Friday, September 14, 2018

"The Predator" review


“Predator” is an odd relic of pop culture when you really try to break down the its significance and trajectory as a franchise.



While the original movie barely scraped by on its machismo to the point of satire atmosphere carried on the back of Arnold Schwarzenegger in his prime and a premise taken so far into its logical extreme that it wraps back around the childish B-movie cheese of its idea on paper to become legitimately cool, it’s also a franchise that strictly speaking started on a B-movie and has never received a particularly strong follow up.

Each of the sequels have highs and lows, most of which hover around the general area of being outright bad but even at its most defensible, this is a series that has repeatedly fallen apart trying far too hard to get its concept to be taken seriously in a grim, visceral, self-serious and mythology building manner that has never managed to really materialize a successful base for more traditional franchise expansion.

Perhaps it’s fitting then, that director and actor from the original 1987 “Predator” film, Shane Black, manages to come the absolute closest to giving the film a worthy follow up by ostensibly making a glorified action comedy B-movie that explicitly kicks perception of a “Predator” movie off of its embarrassingly self aggrandizing pedestal.

“The Predator” follows a group of soldiers and scientists dragged into a spat between two of the titular alien beings after one of the soldiers seizing its equipment from the crash site of one of its ships ignites a race to unite the equipment and survive the ongoing hunt while discovering exactly what motivation the race may have for continuously visiting the planet for hunting.

Marketing for the film has played right into the hand of that self serious perception by attempting to sell the audience on a grim and atmospheric horror action film where the conclusion would most likely result in everybody involved losing by sheer trauma of the experience even if they survived.

They should be ashamed of themselves and you should not listen to a single line of it.

As I mentioned, “The Predator” is a genuinely fun, silly, occasionally self aware and borderline satirical sci-fi B-movie that clearly has a sincere reverence for a more campy style of alien invasion flick that died out almost two and a half decades ago.

In willing to have a laugh at its own absurdity, the tone becomes more palatable and the film ironically becomes a more noticeably worthy successor to the original film in reveling in that sense of style than pretty much anything that’s spawned from it.

While the void of Schwarzenegger’s presence is never quite filled by any specific individual, Boyd Holbrook proves to be adept enough at action in his own right and his chemistry with his cast mates, including Trevante Rhodes, Keegan-Michael Key, Olivia Munn, Thomas Jane, Alfie Allen, and Sterling K. Brown all carry that organically natural yet unpredictably endearing pop that Shane Black is famous for.
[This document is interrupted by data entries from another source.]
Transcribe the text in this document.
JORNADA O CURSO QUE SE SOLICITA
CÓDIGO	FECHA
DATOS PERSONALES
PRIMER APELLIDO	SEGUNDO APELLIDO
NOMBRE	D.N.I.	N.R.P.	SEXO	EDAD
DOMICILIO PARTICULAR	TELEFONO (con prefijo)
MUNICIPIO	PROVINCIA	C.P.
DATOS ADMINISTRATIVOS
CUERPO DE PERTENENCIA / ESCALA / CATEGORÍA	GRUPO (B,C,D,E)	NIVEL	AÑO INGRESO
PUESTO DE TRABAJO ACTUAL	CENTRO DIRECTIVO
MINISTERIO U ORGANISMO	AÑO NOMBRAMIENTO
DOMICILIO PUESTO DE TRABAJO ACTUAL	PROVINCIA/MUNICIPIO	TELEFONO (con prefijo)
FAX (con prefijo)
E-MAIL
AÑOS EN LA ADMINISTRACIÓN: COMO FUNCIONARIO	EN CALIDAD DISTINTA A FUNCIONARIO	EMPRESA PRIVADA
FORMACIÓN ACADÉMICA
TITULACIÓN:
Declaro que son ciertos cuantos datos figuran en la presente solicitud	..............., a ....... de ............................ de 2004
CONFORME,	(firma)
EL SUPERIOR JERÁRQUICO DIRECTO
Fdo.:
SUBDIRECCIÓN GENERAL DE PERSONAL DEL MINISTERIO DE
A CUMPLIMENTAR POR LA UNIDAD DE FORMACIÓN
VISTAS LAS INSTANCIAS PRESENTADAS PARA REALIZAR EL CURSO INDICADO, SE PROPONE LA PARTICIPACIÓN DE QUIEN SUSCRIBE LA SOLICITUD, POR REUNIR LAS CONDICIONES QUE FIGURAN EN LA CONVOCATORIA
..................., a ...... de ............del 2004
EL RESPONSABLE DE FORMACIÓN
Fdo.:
Whether they’re in the field trying to track the Predator down or taking pot shots at one another to fish for excellent dramatic and humorous reactions, the journey is made entertaining along the way by a growing sense of care for characters that are treated more as people first than the monster fodder you anticipate them becoming.

Between the strong work put in by the cast going above and beyond to give excellent performances, takes on the Predator that are still genuinely terrifying but more in a “I can’t believe this thing exists” sort of manner as opposed to the typical “what if you were in the scenario” approach and a script so unabashedly playful that it actually establishes the Predator by name in universe as the Predator, the genuinely fun times to be had with this mismarketed flick probably ranks among my biggest surprises of the year.

That’s not to say that the film is great by any means. If “The Predator” has a major prevailing problem, it’s that while it manages to be an significantly entertaining version of the sort of B-movie it aims to be, it tragically comes up just short of being a legitimately good version of that same movie.

While Jacob Tremblay continues to be a shining paragon of talent that we wish all child actors could achieve as well as providing one of the funniest moments of the entire film involving him and a Predator mask, his involvement in the actually story leaves a lot to be desired and the third act climax drags out a touch to long only to get increasingly messy right up to a painful sequel baiting ending that sucks the residual charm of the film in the moment right out a mere 3 minutes before the credits.

All of this is inductive of a severely choppy editing problem that can make some of the more chaotic set pieces more nonsensically frantic than they need to be hurt the impact of some of the best jokes and more impactful moments.

“The Predator” is riddled with far too many sloppy errors in storytelling to shine in the way that it had the very clear potential to that could have surreally made it the first legitimately great “Predator” movie.

Fortunately, the charm that makes its flaws all the more noticeable still outshine the movie’s problems to remind me of how commendable it should be for pursuing the outside of the box thinking that brought it together to begin with.